Non-profit fills concrete slots with healthy, beneficial foliage
March 20, 2008 2:10 PM
It sits there and its dark green glossy leaves sway. White flowers, then berries, will sprout in the coming spring. This San Francisco city dweller, who lives in front of a Noe Valley restaurant on 24th Street, recently turned 27 thanks to a few human friends.
When the city cut funding to urban forestry in the late 1970s, a grassroots organization formed to fill in the gap. On March 7, 1981, the Friends of the Urban Forest planted their first tree, this glossy privet in Noe Valley.
Since the 25-year-old non-profit has only 11 full-time employees, it takes considerable help from volunteers and neighbors. Charlie Starbuck has been there since the beginning and was there again at a planting on March 1 near the University of San Francisco, planting 37 of the 1,500 trees FUF puts in the ground every year.
“It softens up the street,“ Starbuck said. “It’s a noise buffer and it gives you something to look at besides cars.”
Besides the aesthetic value, trees also pay us back. A December 2007 report by the U.S. Department of Agriculture Forest Service shows that San Francisco benefits to the tune of $103 million every year, most of it tied up in added property value.
The Bay Area’s nine counties rake in $5.1 billion each year from the region’s 42 million trees.
“Businesses flourish, people linger and shop longer, apartments and office space rent quicker, tenants stay longer, property value increase, new business and industry is attracted” by trees, the report said.
Yet there aren‘t enough of them.
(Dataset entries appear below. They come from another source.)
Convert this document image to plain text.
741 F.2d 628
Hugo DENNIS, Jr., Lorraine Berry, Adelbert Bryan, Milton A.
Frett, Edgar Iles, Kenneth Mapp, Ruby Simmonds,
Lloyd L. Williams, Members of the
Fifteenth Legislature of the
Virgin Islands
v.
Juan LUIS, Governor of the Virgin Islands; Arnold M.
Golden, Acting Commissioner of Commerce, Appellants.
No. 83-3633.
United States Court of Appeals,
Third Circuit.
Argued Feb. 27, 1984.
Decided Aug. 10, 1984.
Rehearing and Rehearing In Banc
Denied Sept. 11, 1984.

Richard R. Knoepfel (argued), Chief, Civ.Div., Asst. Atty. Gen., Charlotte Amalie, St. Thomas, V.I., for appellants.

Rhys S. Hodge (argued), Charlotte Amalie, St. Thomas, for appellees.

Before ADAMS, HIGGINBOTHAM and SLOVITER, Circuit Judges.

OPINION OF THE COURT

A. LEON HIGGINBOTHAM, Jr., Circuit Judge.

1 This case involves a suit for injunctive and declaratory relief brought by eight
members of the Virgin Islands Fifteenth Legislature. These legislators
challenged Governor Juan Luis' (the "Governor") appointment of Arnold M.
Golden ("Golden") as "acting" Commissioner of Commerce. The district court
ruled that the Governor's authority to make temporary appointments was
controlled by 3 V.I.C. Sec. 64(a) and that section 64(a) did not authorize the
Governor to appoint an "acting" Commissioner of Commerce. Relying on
The USDA looked at the impact of a 30 percent population boom from 1984 to 2000 and found that while there was a 17 percent increase in impervious surfaces such as sidewalks and paving, trees increased by only 10 percent.
San Francisco ranks last next to all Bay Area counties in tree cover, with it’s approximately 900,000 trees accounting for a 16.1 percent canopy cover.
A city dweller most of his life, 49-year-old David Elhami recently decided he needed some green in his life. He’s enrolled in horticultural classes at City College of San Francisco with the ultimate goal of creating a small-scale organic urban farm.
As an intern at FUF, Elhami was there on the March 1 planting day, adding green to the urban landscape just around the corner from Cyndi’s Market at 2084 Hayes St. where, 10 years prior, store owner Tony Habash and his brother John had planted a row of 13 trees.
“Without the trees, it’s so barren in this city,” Elhami said. “They bring with them wildlife like birds and honey bees. It’s an important part of our ecosystem.”
In spring, the trees bloom and liven up the concrete sidewalk and provide a balance to a silver chain-link fence that borders the property. Every winter holiday season, Habash hangs lights there, a ritual his parents began when they still owned the convenience store.
What’s not to love in a tree trunk and some green leaves? A lot, according to some.
“They buckle sidewalks,” said Albert Wald, a neighbor who led a planting team for FUF but has heard the common complaints. “Some fruit trees leave a mess and people don’t want to deal with that.”
Tree planting efforts have been slowed in the Sunset and Chinatown because some in the Chinese communities there believe it affects the feng shui. The popular belief system says that having a tree in front of your doorstep could block the pathway of spirits, Wald said.
Years of community greening have taught FUF that new trees must not only fit in holes in the concrete but in the plans of urban dwellers. If residents say a planned tree blocks spirits, FUF will propose to move it a few feet away.
That’s partly why it can take up to a year between the initial planning and planting day.
The non-profit does the bulk of the preliminary work. It talks to landowners about tree species and placements, it gets permits from the city and gets SF Public Works crews to check for gas and electricity lines before cutting a hole in the concrete.
At USF, the tree plantings are seen as just one method of controlling the private school’s overall carbon footprint. The college is one of many schools across the country to monitor its effect on the environment—at SF State “green” student housing and energy-saving methods are all part of the physical master plan—but it is ahead of the curve in many ways, said Glenn Loomis, chair of the college’s sustainability committee.
Solar power collectors were installed on several rooftops to cut energy costs and a “very extensive” recycling program already diverts 67 percent of its waste, he said.
“It’s something that most responsible organizations are looking at, and it’s important because we work with students. We need to set the example,” Loomis said.
But as expenditures rise to combat the release of carbon dioxide or the climate warming trend, school administrators want to know exactly what effect “green” measures have. Loomis said the trees provide a good measuring stick. Every acre of trees creates enough oxygen for 18 people, and USF has 1,000 trees over seven acres.
“Although any single-tree benefit may be small,” the USDA report said, “the sum of benefits is significant when it comes to mitigating the environmental impacts that result from converting natural land cover to built environment.”